Carla Benedetti, sua acutissima critica, a tal proposito sostiene, in Disumane lettere, che Moresco sia, come Dostoevskij, uno scrittore autoriale ma con il metodo di lavoro del romanziere di feuilleton, abituato quindi a riscrivere, spesso a correggere, andando avanti, perché i capitoli precedenti sarebbero già usciti, o su rivista o in volume.
Un metodo simile, molto ottocentesco, non è di per sé un limite, anzi, ma Balzac, Hugo, Dumas scrivevano commedie umane, non romanzi con ambizioni epistemologiche. Moresco vuole il romanzo finale, il romanzo che abbia la portata teologica delle Confessioni agostiniane, e procedendo con metodo da feuilleton, finisce per costruire metafisiche contraddittorie.
Gli Esordi, ad esempio, è un romanzo quasi completamente realistico, un romanzo di formazione molto tradizionale, mentre Canti del caos è un metalibro, un libro sulla scrittura del libro stesso, un romanzo in cui tutti i personaggi sanno di essere in un romanzo, è il capolavoro sulla realizzazione di un capolavoro, come Otto e mezzo di Fellini. Il terzo, Gli increati, introduce il tema dell’aldilà, col concetto mai enunciato prima della morte che starebbe prima della vita, e in oltre mille pagine prova non solo a rilanciare la sfida letteraria, ma a riscrivere a ritroso i primi due libri, unendoli in una sintesi hegeliana.
E proprio nel provare a tenerli assieme, con la ripresa di scene, personaggi, ma questa volta dal punto di vista dell’aldilà, il terzo volume si rivela meno efficace dei primi due, perché Gli esordi e Canti del caos sono, di fatto, due capolavori, ma due capolavori distinti, che sommati s’indeboliscono, mentre Inferno e Purgatorio, affiancati, si potenziano, annunciando il compimento del Paradiso.
Si potrebbe sostenere che Dante avesse un contesto medievale molto più ieratico, con un’architettura teocentrica più semplice, schematica, quando invece Moresco, cantore del proprio tempo, ha di fronte a sé, come tutti noi, il caos, caos che quindi descrive attraverso frammenti, canti, ma qui non si parla solo di capacità di descrizione della propria epoca, che in Moresco è superlativa, ma di coerenza interna.

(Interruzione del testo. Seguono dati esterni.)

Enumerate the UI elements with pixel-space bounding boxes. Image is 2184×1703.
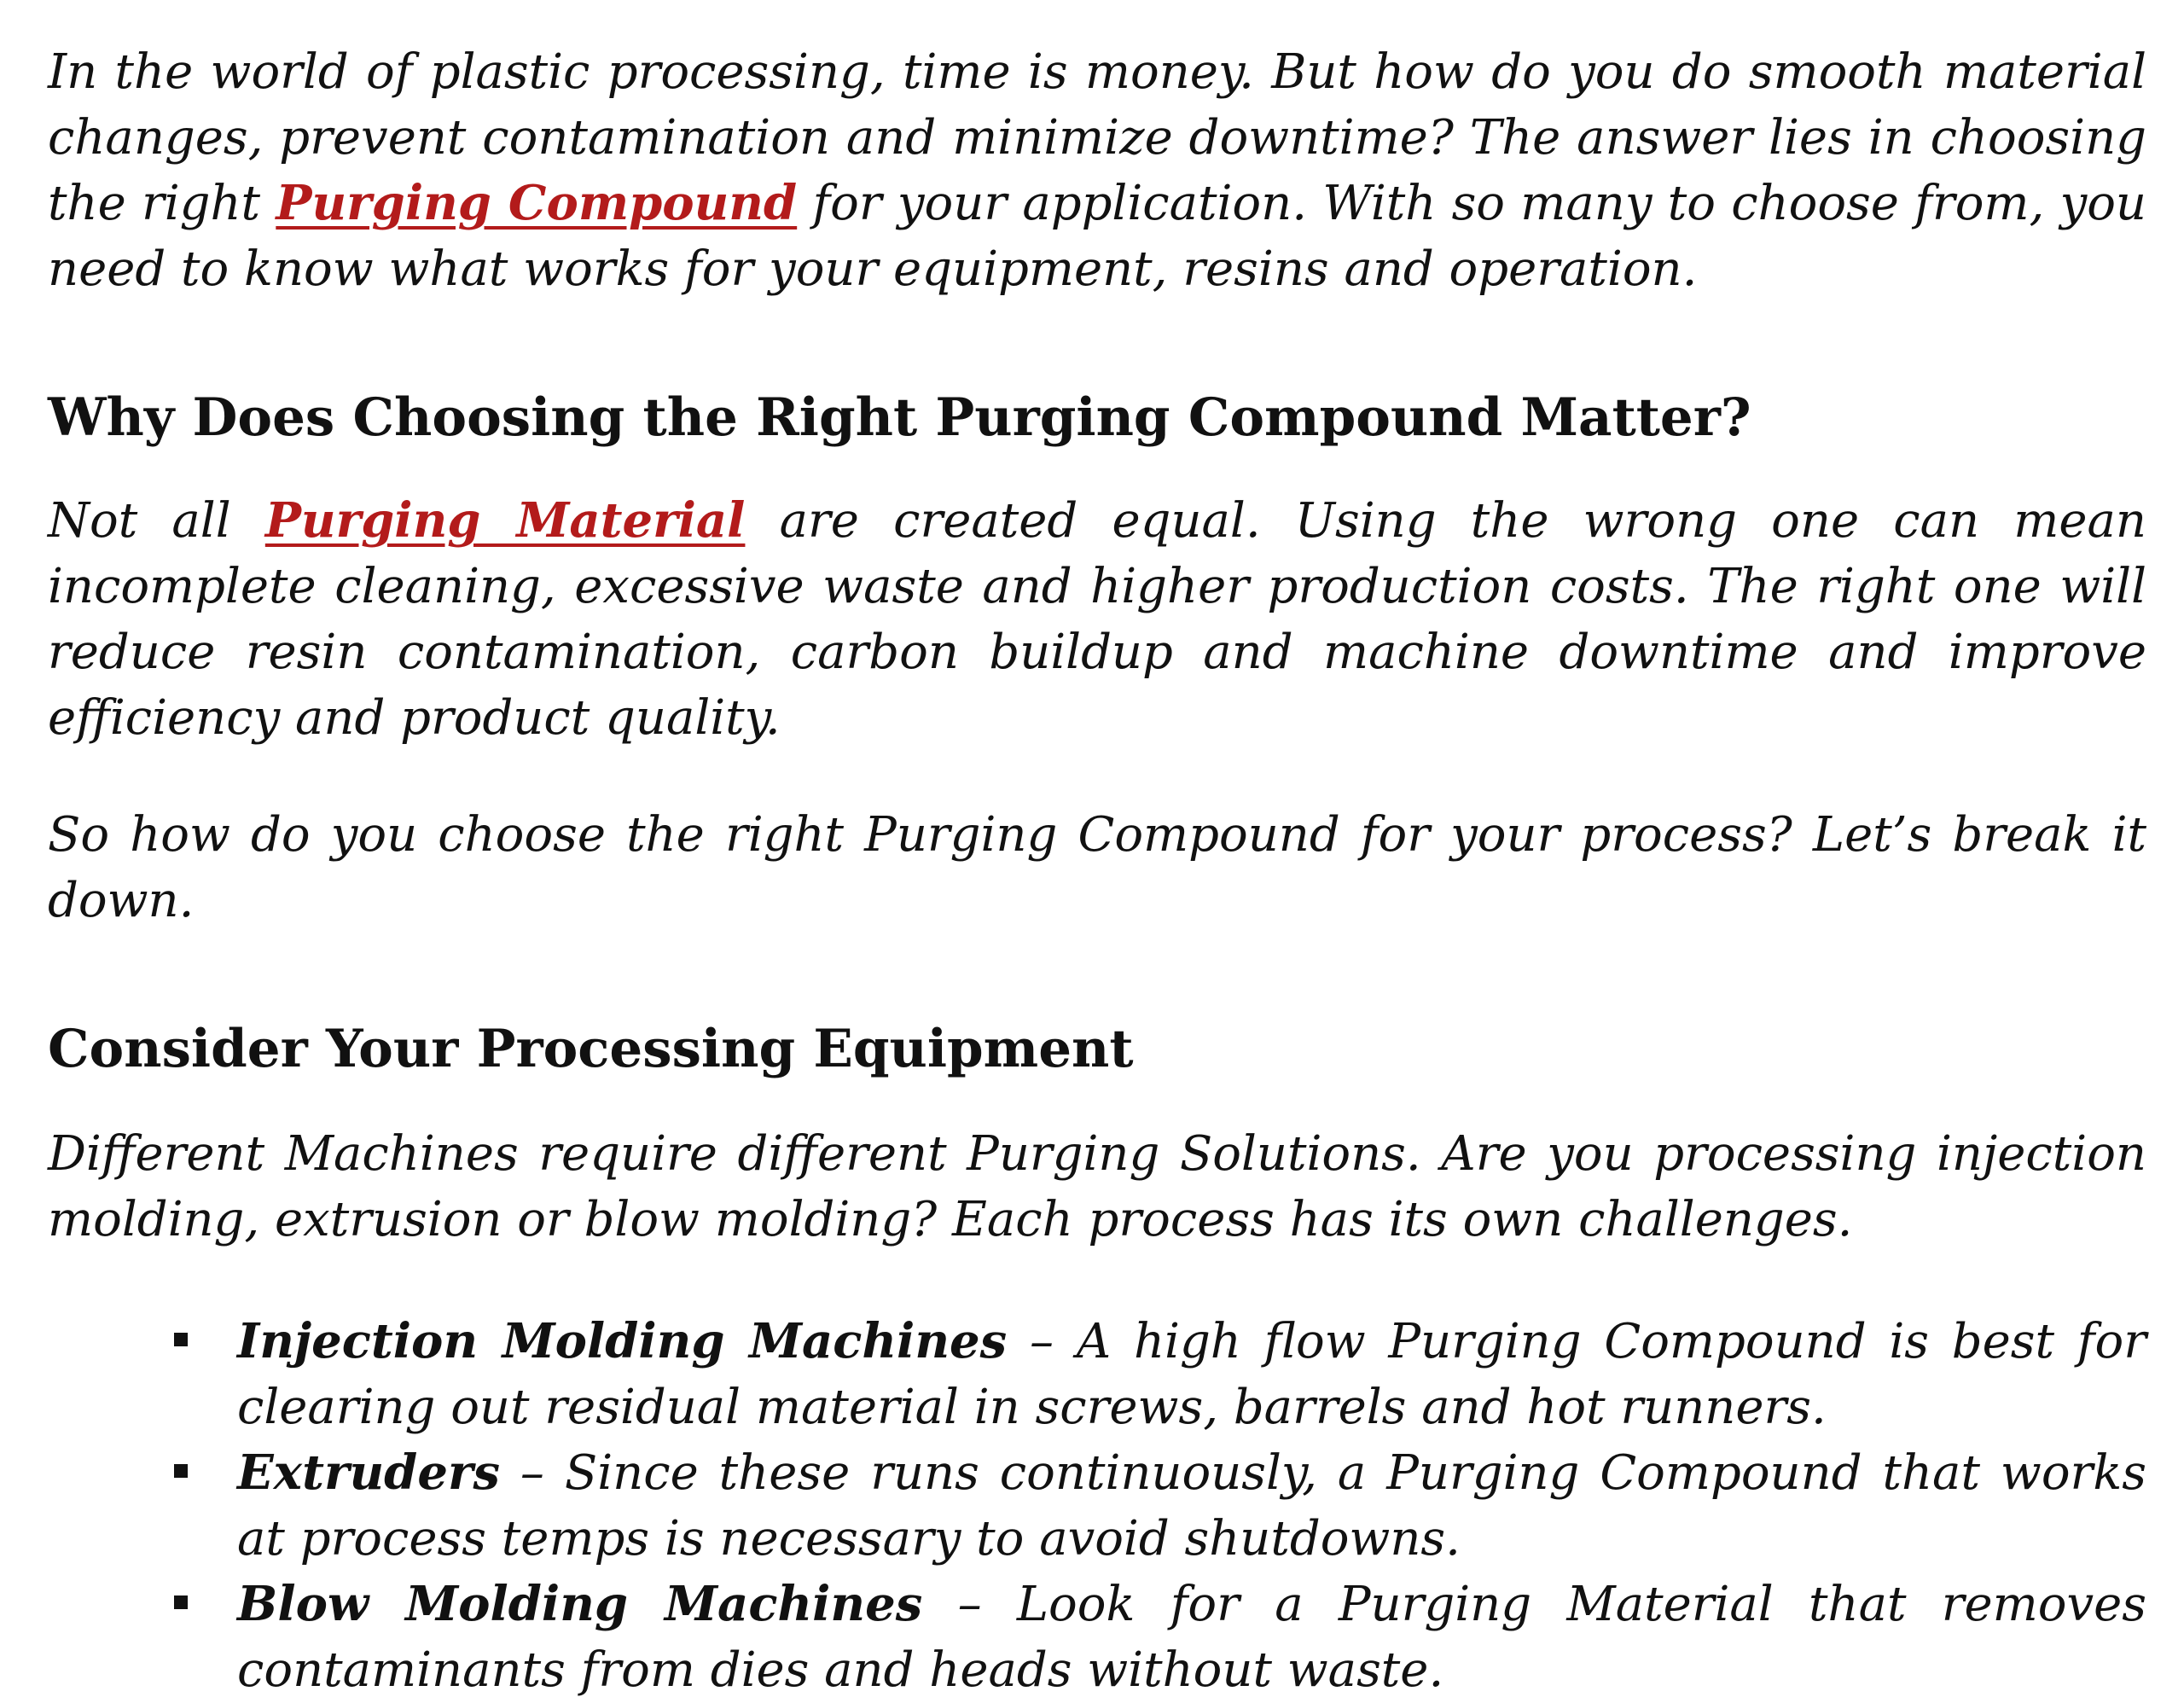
list-item-text: – Look for a Purging Material that removes contaminants from dies and heads without waste. xyxy=(237,1577,2146,1698)
why-text-start: Not all xyxy=(48,493,265,549)
why-text-end: are created equal. Using the wrong one can mean incomplete cleaning, excessive waste and higher production costs. The right one will reduce resin contamination, carbon buildup and machine downtime and improve efficiency and product quality. xyxy=(48,493,2146,746)
section-heading-equipment: Consider Your Processing Equipment xyxy=(48,1019,1134,1079)
list-item-injection xyxy=(237,1309,2146,1440)
list-item-text: – Since these runs continuously, a Purging Compound that works at process temps is necessary to avoid shutdowns. xyxy=(237,1445,2146,1566)
list-item-term: Blow Molding Machines xyxy=(237,1576,923,1632)
list-item-term: Injection Molding Machines xyxy=(237,1313,1008,1369)
equipment-list xyxy=(48,1309,2146,1703)
why-paragraph xyxy=(48,488,2146,751)
list-item-text: – A high flow Purging Compound is best for clearing out residual material in screws, barrels and hot runners. xyxy=(237,1314,2146,1435)
section-heading-why: Why Does Choosing the Right Purging Compound Matter? xyxy=(48,387,1751,448)
square-bullet-icon xyxy=(174,1333,188,1346)
equipment-paragraph: Different Machines require different Purging Solutions. Are you processing injection molding, extrusion or blow molding? Each process has its own challenges. xyxy=(48,1126,2146,1247)
purging-material-link[interactable]: Purging Material xyxy=(264,492,746,549)
list-item-term: Extruders xyxy=(237,1444,500,1501)
followup-paragraph: So how do you choose the right Purging Compound for your process? Let’s break it down. xyxy=(48,807,2146,928)
list-item-blow-molding xyxy=(237,1572,2146,1703)
square-bullet-icon xyxy=(174,1464,188,1478)
intro-text-end: for your application. With so many to choose from, you need to know what works for your equipment, resins and operation. xyxy=(48,176,2146,297)
intro-text-start: In the world of plastic processing, time is money. But how do you do smooth material changes, prevent contamination and minimize downtime? The answer lies in choosing the right xyxy=(48,44,2146,231)
list-item-extruders xyxy=(237,1440,2146,1572)
purging-compound-link[interactable]: Purging Compound xyxy=(276,175,798,231)
square-bullet-icon xyxy=(174,1595,188,1609)
intro-paragraph xyxy=(48,39,2146,302)
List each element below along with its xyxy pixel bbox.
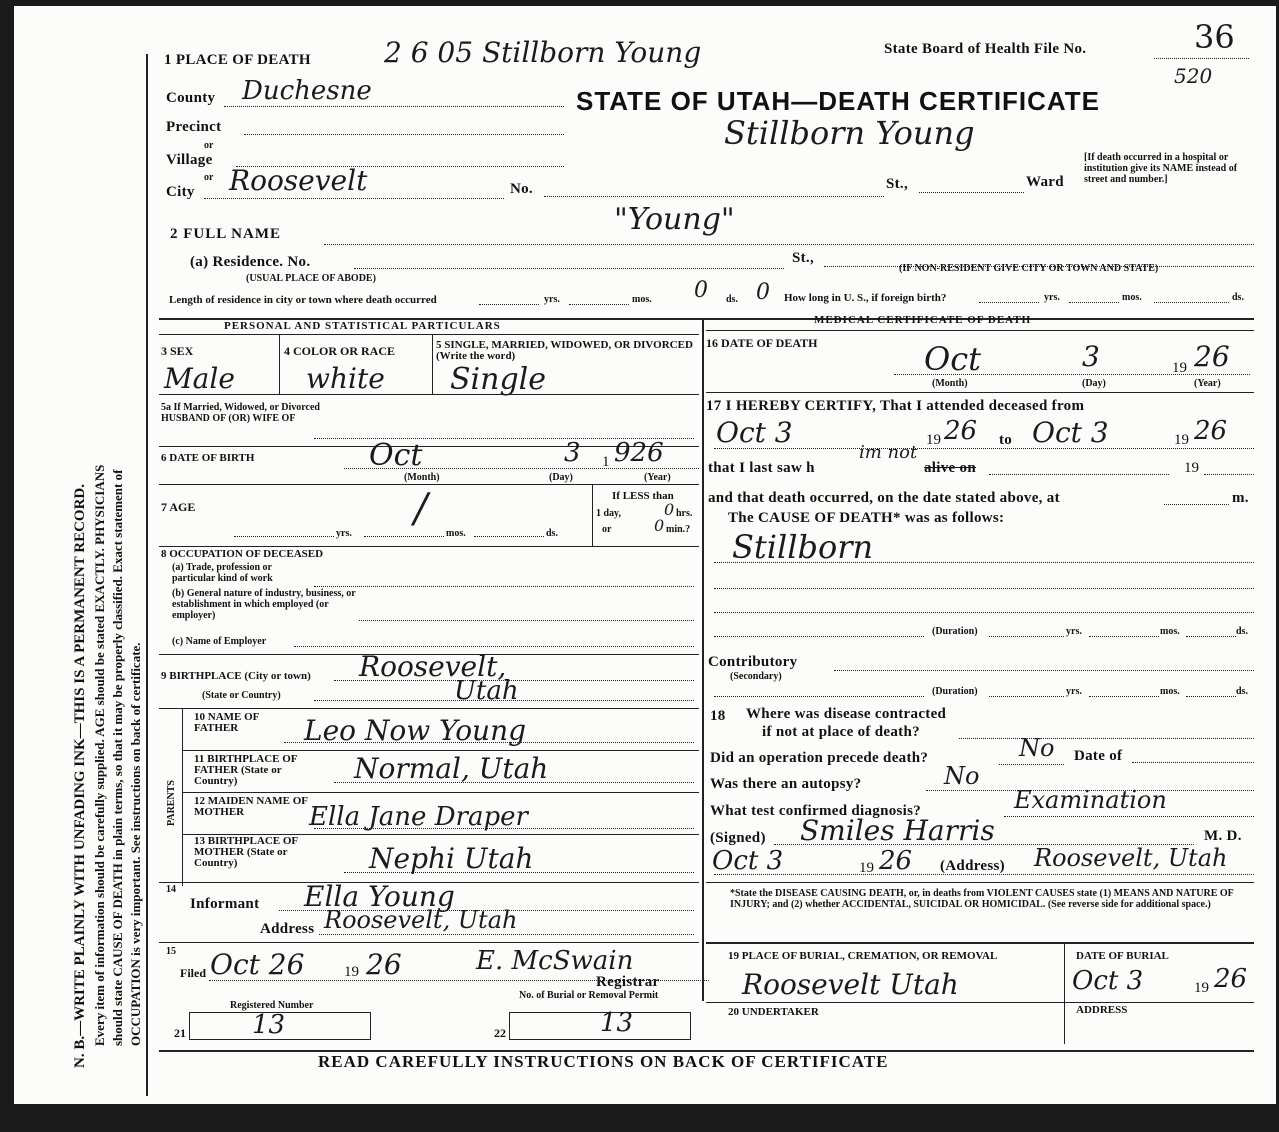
certificate-sheet: N. B.—WRITE PLAINLY WITH UNFADING INK—THIS IS A PERMANENT RECORD. Every item of information should be carefully supplied. AGE should be stated EXACTLY. PHYSICIANS should state CAUSE OF DEATH in plain terms, so that it may be properly classified. Exact statement of OCCUPATION is very important. See instructions on back of certificate. 1 PLACE OF DEATH 2 6 05 Stillborn Young State Board of Health File No. 36 520 STATE OF UTAH—DEATH CERTIFICATE Stillborn Young County Duchesne Precinct or Village or City Roosevelt No. St., Ward [If death occurred in a hospital or institution give its NAME instead of street and number.] 2 FULL NAME "Young" (a) Residence. No. (USUAL PLACE OF ABODE) St., (IF NON-RESIDENT GIVE CITY OR TOWN AND STATE) Length of residence in city or town where death occurred yrs. mos. 0 ds. 0 How long in U. S., if foreign birth? yrs. mos. ds. PERSONAL AND STATISTICAL PARTICULARS MEDICAL CERTIFICATE OF DEATH 3 SEX Male 4 COLOR OR RACE white 5 SINGLE, MARRIED, WIDOWED, OR DIVORCED (Write the word) Single 5a If Married, Widowed, or Divorced HUSBAND OF (OR) WIFE OF 6 DATE OF BIRTH Oct 3 1 926 (Month) (Day) (Year) 7 AGE / yrs. mos. ds. If LESS than 1 day, 0 hrs. or 0 min.? 8 OCCUPATION OF DECEASED (a) Trade, profession or particular kind of work (b) General nature of industry, business, or establishment in which employed (or employer) (c) Name of Employer 9 BIRTHPLACE (City or town) Roosevelt, (State or Country) Utah PARENTS 10 NAME OF FATHER Leo Now Young 11 BIRTHPLACE OF FATHER (State or Country) Normal, Utah 12 MAIDEN NAME OF MOTHER Ella Jane Draper 13 BIRTHPLACE OF MOTHER (State or Country) Nephi Utah 14 Informant Ella Young Address Roosevelt, Utah 15 Filed Oct 26 19 26 E. McSwain Registrar Registered Number 21 13 No. of Burial or Removal Permit 22 13 16 DATE OF DEATH Oct 3 19 26 (Month) (Day) (Year) 17 I HEREBY CERTIFY, That I attended deceased from Oct 3 19 26 to Oct 3 19 26 that I last saw h im not alive on 19 and that death occurred, on the date stated above, at m. The CAUSE OF DEATH* was as follows: Stillborn (Duration) yrs. mos. ds. Contributory (Secondary) (Duration) yrs. mos. ds. 18 Where was disease contracted if not at place of death? Did an operation precede death? No Date of Was there an autopsy? No What test confirmed diagnosis? Examination (Signed) Smiles Harris M. D. Oct 3 19 26 (Address) Roosevelt, Utah *State the DISEASE CAUSING DEATH, or, in deaths from VIOLENT CAUSES state (1) MEANS AND NATURE OF INJURY; and (2) whether ACCIDENTAL, SUICIDAL OR HOMICIDAL. (See reverse side for additional space.) 19 PLACE OF BURIAL, CREMATION, OR REMOVAL Roosevelt Utah DATE OF BURIAL Oct 3 19 26 20 UNDERTAKER ADDRESS READ CAREFULLY INSTRUCTIONS ON BACK OF CERTIFICATE (14, 6, 1276, 1104)
informant-label: Informant (190, 896, 260, 912)
signed-date: Oct 3 (712, 846, 784, 876)
informant-address-label: Address (260, 921, 315, 937)
father-name-value: Leo Now Young (304, 714, 527, 747)
death-day: 3 (1082, 340, 1100, 373)
city-value: Roosevelt (229, 164, 368, 197)
title-handwritten: Stillborn Young (724, 114, 975, 152)
signed-value: Smiles Harris (800, 814, 995, 847)
mother-birthplace-value: Nephi Utah (369, 842, 534, 875)
father-birthplace-value: Normal, Utah (354, 752, 549, 785)
city-label: City (166, 184, 195, 200)
parents-label: PARENTS (166, 780, 177, 826)
side-note-4: OCCUPATION is very important. See instructions on back of certificate. (128, 642, 143, 1046)
residence-label: (a) Residence. No. (190, 254, 311, 270)
autopsy-value: No (944, 762, 980, 790)
medical-section-title: MEDICAL CERTIFICATE OF DEATH (814, 314, 1032, 326)
permit-label: No. of Burial or Removal Permit (519, 990, 659, 1001)
contributory-label: Contributory (708, 654, 798, 670)
birthplace-value: Roosevelt, (359, 650, 507, 683)
informant-address-value: Roosevelt, Utah (324, 906, 518, 934)
cause-value: Stillborn (732, 528, 874, 566)
marital-value: Single (450, 362, 547, 397)
length-of-residence-label: Length of residence in city or town where death occurred (169, 294, 437, 306)
last-saw-label: that I last saw h (708, 460, 815, 476)
father-name-label: 10 NAME OF FATHER (194, 711, 259, 734)
hospital-note: [If death occurred in a hospital or institution give its NAME instead of street and number.] (1084, 152, 1238, 185)
village-label: Village (166, 152, 213, 168)
county-label: County (166, 90, 216, 106)
operation-value: No (1019, 734, 1055, 762)
file-no-value: 36 (1194, 18, 1235, 56)
marital-label: 5 SINGLE, MARRIED, WIDOWED, OR DIVORCED (Write the word) (436, 339, 693, 362)
test-value: Examination (1014, 786, 1167, 814)
father-birthplace-label: 11 BIRTHPLACE OF FATHER (State or Country) (194, 753, 298, 787)
file-no-label: State Board of Health File No. (884, 41, 1087, 57)
left-border (146, 54, 148, 1096)
attended-from: Oct 3 (716, 416, 793, 449)
filed-value: Oct 26 (210, 948, 305, 981)
burial-place-value: Roosevelt Utah (742, 968, 959, 1001)
dob-year: 926 (614, 438, 664, 468)
county-value: Duchesne (242, 76, 372, 106)
death-occurred-label: and that death occurred, on the date stated above, at (708, 490, 1060, 506)
occupation-label: 8 OCCUPATION OF DECEASED (161, 548, 324, 560)
test-label: What test confirmed diagnosis? (710, 803, 922, 819)
precinct-label: Precinct (166, 119, 222, 135)
certify-label: 17 I HEREBY CERTIFY, That I attended deceased from (706, 398, 1085, 414)
personal-section-title: PERSONAL AND STATISTICAL PARTICULARS (224, 320, 501, 332)
side-note-1: N. B.—WRITE PLAINLY WITH UNFADING INK—THIS IS A PERMANENT RECORD. (72, 484, 88, 1068)
full-name-value: "Young" (614, 202, 735, 237)
filed-year: 26 (366, 948, 402, 981)
place-of-death-value: 2 6 05 Stillborn Young (384, 36, 702, 69)
dob-day: 3 (564, 438, 581, 468)
filed-label: Filed (180, 966, 206, 980)
burial-date-label: DATE OF BURIAL (1076, 950, 1169, 962)
mother-name-label: 12 MAIDEN NAME OF MOTHER (194, 795, 308, 818)
certificate-title: STATE OF UTAH—DEATH CERTIFICATE (576, 86, 1100, 116)
sex-value: Male (164, 362, 235, 395)
birthplace-state-value: Utah (454, 676, 519, 706)
death-month: Oct (924, 340, 982, 378)
age-value: / (414, 486, 428, 532)
undertaker-address-label: ADDRESS (1076, 1004, 1128, 1016)
disease-contracted-label: Where was disease contracted (746, 706, 947, 722)
dob-label: 6 DATE OF BIRTH (161, 452, 255, 464)
informant-value: Ella Young (304, 880, 455, 913)
place-of-death-label: 1 PLACE OF DEATH (164, 52, 311, 68)
color-value: white (306, 362, 385, 395)
undertaker-label: 20 UNDERTAKER (728, 1006, 819, 1018)
registered-number-label: Registered Number (230, 1000, 314, 1011)
operation-label: Did an operation precede death? (710, 750, 929, 766)
mother-birthplace-label: 13 BIRTHPLACE OF MOTHER (State or Country) (194, 835, 298, 869)
cause-label: The CAUSE OF DEATH* was as follows: (728, 510, 1005, 526)
registered-number-value: 13 (252, 1010, 286, 1040)
footer-instructions: READ CAREFULLY INSTRUCTIONS ON BACK OF CERTIFICATE (318, 1052, 889, 1071)
registrar-value: E. McSwain (476, 946, 634, 976)
signed-label: (Signed) (710, 830, 766, 846)
burial-date-value: Oct 3 (1072, 966, 1144, 996)
mother-name-value: Ella Jane Draper (309, 802, 528, 832)
husband-label: 5a If Married, Widowed, or Divorced HUSBAND OF (OR) WIFE OF (161, 402, 320, 424)
autopsy-label: Was there an autopsy? (710, 776, 862, 792)
death-year: 26 (1194, 340, 1230, 373)
color-label: 4 COLOR OR RACE (284, 344, 396, 358)
side-note-3: should state CAUSE OF DEATH in plain terms, so that it may be properly classified. Exact statement of (110, 469, 125, 1046)
birthplace-label: 9 BIRTHPLACE (City or town) (161, 670, 311, 682)
full-name-label: 2 FULL NAME (170, 226, 282, 242)
date-of-death-label: 16 DATE OF DEATH (706, 336, 818, 350)
last-saw-value: im not (859, 442, 918, 463)
permit-value: 13 (600, 1008, 634, 1038)
cause-footnote: *State the DISEASE CAUSING DEATH, or, in deaths from VIOLENT CAUSES state (1) MEANS AND NATURE OF INJURY; and (2) whether ACCIDENTAL, SUICIDAL OR HOMICIDAL. (See reverse side for additional space.) (730, 888, 1234, 910)
file-no-extra: 520 (1174, 64, 1213, 88)
registrar-label: Registrar (596, 974, 660, 990)
sex-label: 3 SEX (161, 344, 194, 358)
side-note-2: Every item of information should be carefully supplied. AGE should be stated EXACTLY. PHYSICIANS (92, 464, 107, 1046)
attended-to: Oct 3 (1032, 416, 1109, 449)
dob-month: Oct (369, 438, 423, 473)
physician-address: Roosevelt, Utah (1034, 844, 1228, 872)
age-label: 7 AGE (161, 500, 196, 514)
burial-place-label: 19 PLACE OF BURIAL, CREMATION, OR REMOVAL (728, 950, 998, 962)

E in questo senso il disegno di Dante appare molto più coerente, più inattaccabile rispetto a quello del suo lettore irredento Moresco, il quale, pur scrivendo due capolavori su tre, lungo il suo grandioso e irripetibile viaggio letterario, si lascia dietro metafisiche contraddittorie: la metaletterarietà a intermittenza e la morte che starebbe prima della vita ma non prima del terzo volume.
5. Sconclusioni: lo scrittore filosofo
Al di là degli esiti, sorprendenti anche se a volte fragili, Parente, Genna e Moresco sono tra i pochissimi, in Italia e non solo, ad aver davvero creduto fino in fondo nel sogno della letteratura, ad aver reso omaggio ai grandissimi, sfidandoli, e dunque anche i loro errori, le loro incertezze valgono molto più di qualunque paraculistico successo streghesco, più dei libri piacioni, comunicativi, dei testi concepiti come sceneggiature per serie TV e film, dei libri giornalistici, instagrammabili, impegnati ma non impegnativi.
Analizzando le fragilità dei loro massimalismi, osserviamo come la vera differenza tra loro e Proust, Musil e Dante, non riguardi, nello specifico, il talento letterario, ma la debolezza dei loro sistemi di pensiero. La filosofia poetica di Genna, il fondamentalismo scientifico di Parente, la metafisica contraddittoria di Moresco non pareggiano, per vigore, per coerenza, il tempo ritrovato proustiano, il saggismo musiliano, la teocrazia dantesca, come se, per portare a termine un’impresa massimalista, uno scrittore dovesse essere non solo un grande particolareggiatore, cioè un romanziere, ma anche e soprattutto un grande generalizzatore, e quindi, in un certo senso, uno scrittore filosofo.